周玄心有靈犀,也品出了六道寶鑒的意思,便將之取出隨手翻閱了起來。
翻閱完后,他的眉頭直接擰起。
“修煉身外化身,居然需要將自己的魂魄割裂,將一部分熔煉到身外化身里?”
尋常的化身之法,不管是法力化身也好,法相投影也罷,那都是以法力塑造的假象,屬于即造即用的消耗品。
而身外化身,就等同于是用天材地寶鍛造出另一個“自己”,宛如銀行卡副卡,乃是一個長期有效的東西。
而用以維持這份效力的根本,就是將自己的“一部分”割裂出來,熔煉進去。
“不管是修煉的任何階段,魂魄都是獨一無二的東西,要是割裂開來,就算后期‘保養’得再好又有什么用?”
“自身都不是‘渾然一體’了,道身無暇而元神有缺,又如何渾然無瑕呢?”
“難怪《太一經》中不曾提到過身外化身,原來竟是有此考量!”
周玄想了想,似乎神話之中的大能者,都沒有提到過有誰特地去修煉的身外化身之法。
究其原因,自身超然無敵是其一,另外的原因,或許就是因為一旦修煉身外化身、割裂元神,那么便不再完整,短期之內或許提升較大,但長遠來看根本就是一種自降上限的做法。

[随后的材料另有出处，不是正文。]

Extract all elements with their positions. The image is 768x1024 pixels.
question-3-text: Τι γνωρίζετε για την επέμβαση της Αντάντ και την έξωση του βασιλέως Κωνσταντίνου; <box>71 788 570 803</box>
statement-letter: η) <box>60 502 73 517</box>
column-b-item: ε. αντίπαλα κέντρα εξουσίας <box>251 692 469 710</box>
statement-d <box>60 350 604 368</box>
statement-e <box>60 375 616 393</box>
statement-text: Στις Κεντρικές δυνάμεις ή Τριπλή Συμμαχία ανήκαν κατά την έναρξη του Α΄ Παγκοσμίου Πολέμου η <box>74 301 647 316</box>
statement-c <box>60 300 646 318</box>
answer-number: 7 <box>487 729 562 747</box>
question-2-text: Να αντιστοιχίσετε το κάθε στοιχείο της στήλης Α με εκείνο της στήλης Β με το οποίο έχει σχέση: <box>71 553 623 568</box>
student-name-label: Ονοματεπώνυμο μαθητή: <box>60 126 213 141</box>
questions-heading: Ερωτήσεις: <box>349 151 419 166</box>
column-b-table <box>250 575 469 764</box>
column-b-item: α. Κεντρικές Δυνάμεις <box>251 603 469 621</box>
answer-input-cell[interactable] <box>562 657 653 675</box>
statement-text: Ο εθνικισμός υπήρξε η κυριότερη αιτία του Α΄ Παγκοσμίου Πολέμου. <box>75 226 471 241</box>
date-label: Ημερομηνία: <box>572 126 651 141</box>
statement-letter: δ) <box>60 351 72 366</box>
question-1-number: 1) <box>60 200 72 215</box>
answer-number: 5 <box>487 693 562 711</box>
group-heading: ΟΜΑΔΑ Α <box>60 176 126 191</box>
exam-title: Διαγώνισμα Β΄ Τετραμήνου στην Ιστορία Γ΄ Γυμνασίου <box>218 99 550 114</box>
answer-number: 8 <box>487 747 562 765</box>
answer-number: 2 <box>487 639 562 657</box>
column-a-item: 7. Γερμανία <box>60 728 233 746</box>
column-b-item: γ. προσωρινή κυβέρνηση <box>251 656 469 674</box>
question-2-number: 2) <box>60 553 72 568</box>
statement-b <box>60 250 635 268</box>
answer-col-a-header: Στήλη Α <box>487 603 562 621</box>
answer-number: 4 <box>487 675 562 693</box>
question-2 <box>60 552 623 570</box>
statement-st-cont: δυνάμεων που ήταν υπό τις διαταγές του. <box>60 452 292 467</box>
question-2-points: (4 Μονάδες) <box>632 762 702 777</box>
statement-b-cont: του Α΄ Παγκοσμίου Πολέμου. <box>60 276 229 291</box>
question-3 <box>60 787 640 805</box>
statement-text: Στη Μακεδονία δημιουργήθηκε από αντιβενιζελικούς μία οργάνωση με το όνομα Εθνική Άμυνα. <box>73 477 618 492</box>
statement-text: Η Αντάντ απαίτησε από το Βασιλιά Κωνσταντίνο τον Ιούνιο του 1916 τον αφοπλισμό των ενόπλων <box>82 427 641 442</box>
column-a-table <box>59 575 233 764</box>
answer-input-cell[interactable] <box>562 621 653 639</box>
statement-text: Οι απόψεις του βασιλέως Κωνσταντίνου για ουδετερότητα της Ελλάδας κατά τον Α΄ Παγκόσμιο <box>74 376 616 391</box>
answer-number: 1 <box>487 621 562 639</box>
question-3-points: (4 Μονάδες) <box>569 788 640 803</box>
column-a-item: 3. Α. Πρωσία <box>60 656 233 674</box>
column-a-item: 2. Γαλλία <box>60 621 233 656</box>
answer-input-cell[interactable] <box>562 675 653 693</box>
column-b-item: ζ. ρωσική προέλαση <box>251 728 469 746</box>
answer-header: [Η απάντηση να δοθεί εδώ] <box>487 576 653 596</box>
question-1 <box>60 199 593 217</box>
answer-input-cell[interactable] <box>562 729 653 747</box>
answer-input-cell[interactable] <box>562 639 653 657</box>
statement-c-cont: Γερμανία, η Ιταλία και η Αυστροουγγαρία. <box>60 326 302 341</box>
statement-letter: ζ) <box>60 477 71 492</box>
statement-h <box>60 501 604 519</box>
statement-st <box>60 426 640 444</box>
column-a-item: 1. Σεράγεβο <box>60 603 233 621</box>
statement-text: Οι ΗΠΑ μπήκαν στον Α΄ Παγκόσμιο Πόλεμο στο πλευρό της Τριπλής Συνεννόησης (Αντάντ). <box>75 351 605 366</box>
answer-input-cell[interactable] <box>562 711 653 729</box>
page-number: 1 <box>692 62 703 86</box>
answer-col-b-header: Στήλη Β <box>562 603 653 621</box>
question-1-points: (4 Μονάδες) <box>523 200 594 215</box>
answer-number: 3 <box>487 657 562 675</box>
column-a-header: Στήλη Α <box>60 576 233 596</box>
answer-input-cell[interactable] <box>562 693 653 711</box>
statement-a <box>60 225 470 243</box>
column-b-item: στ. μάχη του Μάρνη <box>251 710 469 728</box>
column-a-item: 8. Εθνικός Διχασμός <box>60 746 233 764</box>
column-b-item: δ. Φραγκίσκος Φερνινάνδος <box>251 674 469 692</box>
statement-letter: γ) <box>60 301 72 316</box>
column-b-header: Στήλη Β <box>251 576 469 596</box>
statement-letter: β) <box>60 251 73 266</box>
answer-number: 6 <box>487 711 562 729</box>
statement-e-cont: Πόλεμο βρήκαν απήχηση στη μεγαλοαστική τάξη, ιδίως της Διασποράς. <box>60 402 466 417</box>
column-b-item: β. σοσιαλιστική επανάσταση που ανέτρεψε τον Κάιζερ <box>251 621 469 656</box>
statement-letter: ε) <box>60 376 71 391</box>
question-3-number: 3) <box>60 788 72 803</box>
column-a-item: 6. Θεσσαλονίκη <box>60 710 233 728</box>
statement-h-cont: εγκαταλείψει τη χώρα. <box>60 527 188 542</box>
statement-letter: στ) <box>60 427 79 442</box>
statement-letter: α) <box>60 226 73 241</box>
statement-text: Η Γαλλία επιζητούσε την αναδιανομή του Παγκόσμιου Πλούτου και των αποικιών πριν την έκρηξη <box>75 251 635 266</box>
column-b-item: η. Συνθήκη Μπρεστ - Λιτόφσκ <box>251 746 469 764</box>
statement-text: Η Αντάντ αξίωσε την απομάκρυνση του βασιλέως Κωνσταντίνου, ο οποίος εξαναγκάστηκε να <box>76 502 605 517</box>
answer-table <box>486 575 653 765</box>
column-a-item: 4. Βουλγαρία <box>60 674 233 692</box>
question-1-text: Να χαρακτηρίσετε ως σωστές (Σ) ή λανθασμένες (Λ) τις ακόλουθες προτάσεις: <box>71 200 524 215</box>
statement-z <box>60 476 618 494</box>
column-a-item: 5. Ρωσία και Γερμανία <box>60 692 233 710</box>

對于那些一眼望到自己修煉途盡頭的人而言,若此生無望更進一步,那么修煉就修煉了,多多少少提高一點戰力,還可以有兩條命。
但對于周玄而言,卻得不償失。
“身外化身,保命固然不錯,但真正培育一尊化身,還是算了……需要的時候,捏個分身、搞個投影就好了,當我的實力強到一定程度的時候,什么身外化身都是空的。”
想到這里,他便不在思考與身外化身有關東西。
什么身外化身,只會影響我登臨無敵的進程。
藏書閣前的事情,很快就從秘藏司中傳出,爾后便像是蝗蟲過境一樣,輕易席卷了天師府十三宮。
在如今這天師府講課的前夕,傳到了百洲天師的耳中,掀起了軒然大波。
這樣的傳播,充分發揮了口口相傳,越傳越離譜的特點。
從一開始的“周玄請法海大師保護自己,進而血戰風水術士拯救眾多書客,讓夏辜穎碰壁敗走”……
變成了中間的“周玄與法海大師血戰四方,最終打敗小魔女夏辜穎麾下二員猛將,拯救了秘藏司”的故事……
接著越傳越玄乎,等傳回到一開始散布消息的那個書客耳中的時候,后者的腦袋上只剩下了三個巨大無比的問號,分別在問自己:
“是我說的嗎?”
“我說了什么?”
以及“踏馬的怎么這么刺激?!”
最后也不知道是哪位手沖達人開發了一個本子版本的故事,取其糟粕去其精華,搗鼓出來了一個“周玄在法海前輩的保護下,將夏辜穎按在地上摩擦了一百遍啊一百遍,最終那清高冷傲的蘿莉郡主夏辜穎翻著白眼、吐著舌頭無力收場”的離譜劇情……
對于這個版本的故事,幾乎所有親眼見過真相的書客都保持了沉默。
因為你要說離譜吧,這的確全是憑空杜撰,將不知道是從哪部“奇書”里抄來的情節,套上了周玄和夏辜穎的馬甲后,就堂而皇之地捏造成為了故事。
可真正的離譜的就是……
夏辜穎被法海抓著腳踝當棍子掄的時候,也的確是一刻不停地喊著“啊”、“不”、“不要”這類的話……
光聽聲音,仿佛就能夠腦補出一連串阿彌陀佛罪過罪過的畫面。
河洛西域,保定王府。
雅苑深處,青煙裊裊。
簡服素妝的夏辜穎閉目盤膝坐于虛空之中,她手掐法訣運轉功法之周天,其身下浮動著一朵金蓮模樣的虛像,周身裊裊的青煙之中,更此起彼伏地浮動著飛禽百獸的虛影。
雅苑之外,保定王‘夏辜爾’手中盤著兩顆玉球,看著雅苑中的少女,素來不怒自威的眼眸之中,多出來了一抹淺淺的柔色。